6. Comunicación en el trabajo
Habla con tu empresa sobre tu plan de estudios y si tienes flexibilidad de horarios en tu trabajo, podrías pedir apoyo para poder estudiar o tener más tiempo para realizar tareas académicas importantes.
Además, toma en cuenta que muchos empleadores valoran que sus empleados busquen desarrollarse y estudiar, ya que esto puede beneficiar tanto a la persona como a la empresa.
¿Cuáles son los beneficios de hablar con tu jefe?

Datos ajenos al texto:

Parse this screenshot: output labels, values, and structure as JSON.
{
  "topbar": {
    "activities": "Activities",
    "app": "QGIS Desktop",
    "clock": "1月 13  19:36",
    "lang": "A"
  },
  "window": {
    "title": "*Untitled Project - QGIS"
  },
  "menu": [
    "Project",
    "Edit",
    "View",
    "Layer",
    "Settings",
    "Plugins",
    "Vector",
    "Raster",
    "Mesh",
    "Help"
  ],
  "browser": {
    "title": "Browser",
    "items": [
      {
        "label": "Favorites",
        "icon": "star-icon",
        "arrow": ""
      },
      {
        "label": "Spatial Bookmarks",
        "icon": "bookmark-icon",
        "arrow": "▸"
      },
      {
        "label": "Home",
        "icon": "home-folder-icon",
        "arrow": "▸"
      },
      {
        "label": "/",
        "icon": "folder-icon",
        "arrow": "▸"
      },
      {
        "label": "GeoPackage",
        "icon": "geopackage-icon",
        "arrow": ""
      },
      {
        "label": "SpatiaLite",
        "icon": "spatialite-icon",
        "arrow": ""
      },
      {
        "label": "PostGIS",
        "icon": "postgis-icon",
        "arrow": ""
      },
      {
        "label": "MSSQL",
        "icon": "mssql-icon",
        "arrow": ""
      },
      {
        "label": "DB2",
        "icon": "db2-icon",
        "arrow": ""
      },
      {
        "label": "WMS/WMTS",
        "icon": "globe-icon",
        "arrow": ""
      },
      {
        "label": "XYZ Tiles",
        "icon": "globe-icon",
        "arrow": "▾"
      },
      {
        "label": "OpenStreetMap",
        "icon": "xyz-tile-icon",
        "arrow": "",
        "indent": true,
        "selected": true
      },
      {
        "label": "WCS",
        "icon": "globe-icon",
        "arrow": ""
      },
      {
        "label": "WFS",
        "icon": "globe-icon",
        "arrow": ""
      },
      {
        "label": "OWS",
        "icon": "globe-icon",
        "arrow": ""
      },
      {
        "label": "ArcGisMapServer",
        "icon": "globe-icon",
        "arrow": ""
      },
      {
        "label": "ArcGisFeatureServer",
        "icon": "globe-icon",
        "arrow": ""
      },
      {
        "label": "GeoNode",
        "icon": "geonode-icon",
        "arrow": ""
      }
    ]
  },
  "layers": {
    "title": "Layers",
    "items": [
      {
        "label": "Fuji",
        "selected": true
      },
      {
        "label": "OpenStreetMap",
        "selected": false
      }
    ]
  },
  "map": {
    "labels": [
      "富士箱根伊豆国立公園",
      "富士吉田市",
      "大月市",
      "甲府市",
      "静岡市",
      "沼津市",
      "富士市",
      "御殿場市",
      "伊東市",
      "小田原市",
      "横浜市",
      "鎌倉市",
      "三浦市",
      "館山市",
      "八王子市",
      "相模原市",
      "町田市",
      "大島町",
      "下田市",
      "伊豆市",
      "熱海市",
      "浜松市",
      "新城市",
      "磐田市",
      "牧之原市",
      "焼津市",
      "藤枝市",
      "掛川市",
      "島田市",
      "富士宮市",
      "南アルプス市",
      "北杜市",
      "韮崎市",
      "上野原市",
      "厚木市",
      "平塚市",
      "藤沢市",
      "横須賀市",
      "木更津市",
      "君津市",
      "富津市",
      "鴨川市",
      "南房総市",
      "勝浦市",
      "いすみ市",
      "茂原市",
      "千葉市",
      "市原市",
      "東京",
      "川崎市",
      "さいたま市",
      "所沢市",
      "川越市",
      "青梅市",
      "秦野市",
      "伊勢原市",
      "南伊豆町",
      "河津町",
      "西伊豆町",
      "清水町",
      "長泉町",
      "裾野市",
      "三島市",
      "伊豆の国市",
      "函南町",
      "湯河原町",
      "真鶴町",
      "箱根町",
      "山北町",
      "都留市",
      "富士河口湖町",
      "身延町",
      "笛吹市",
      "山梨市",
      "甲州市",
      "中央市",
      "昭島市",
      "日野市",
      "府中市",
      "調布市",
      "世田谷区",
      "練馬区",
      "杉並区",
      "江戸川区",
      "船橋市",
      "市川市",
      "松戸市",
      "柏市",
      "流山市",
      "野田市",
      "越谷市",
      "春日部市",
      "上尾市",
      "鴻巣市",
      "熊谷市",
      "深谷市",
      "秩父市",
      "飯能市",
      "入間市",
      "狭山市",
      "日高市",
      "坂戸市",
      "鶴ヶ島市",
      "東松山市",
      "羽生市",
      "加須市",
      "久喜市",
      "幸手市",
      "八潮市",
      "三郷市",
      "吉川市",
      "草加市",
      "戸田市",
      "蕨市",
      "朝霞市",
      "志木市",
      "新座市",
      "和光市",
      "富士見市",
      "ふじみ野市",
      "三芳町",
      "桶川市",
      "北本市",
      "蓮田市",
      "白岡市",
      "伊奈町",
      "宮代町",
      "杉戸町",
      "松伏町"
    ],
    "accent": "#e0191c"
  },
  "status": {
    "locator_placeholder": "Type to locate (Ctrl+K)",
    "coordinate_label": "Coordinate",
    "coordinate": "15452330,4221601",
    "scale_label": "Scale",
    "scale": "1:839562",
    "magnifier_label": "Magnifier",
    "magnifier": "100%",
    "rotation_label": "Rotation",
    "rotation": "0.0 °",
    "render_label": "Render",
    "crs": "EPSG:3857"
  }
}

- Podrías tener más posibilidades de asistir a clases virtuales en tiempo real
- Es posible obtener tiempos de descanso adicionales durante la jornada laboral para que puedas estudiar.
- Una oportunidad para fortalecer tu relación laboral, al mostrar que tienes interés en seguir aprendiendo.
7. No olvides disfrutar del proceso
Recuerda que el estudio y el trabajo son procesos que te ayudan a crecer y a aprender, por lo que es mejor si disfrutas de ese camino, en lugar de solo enfocarte en lo que te falta para alcanzar la meta.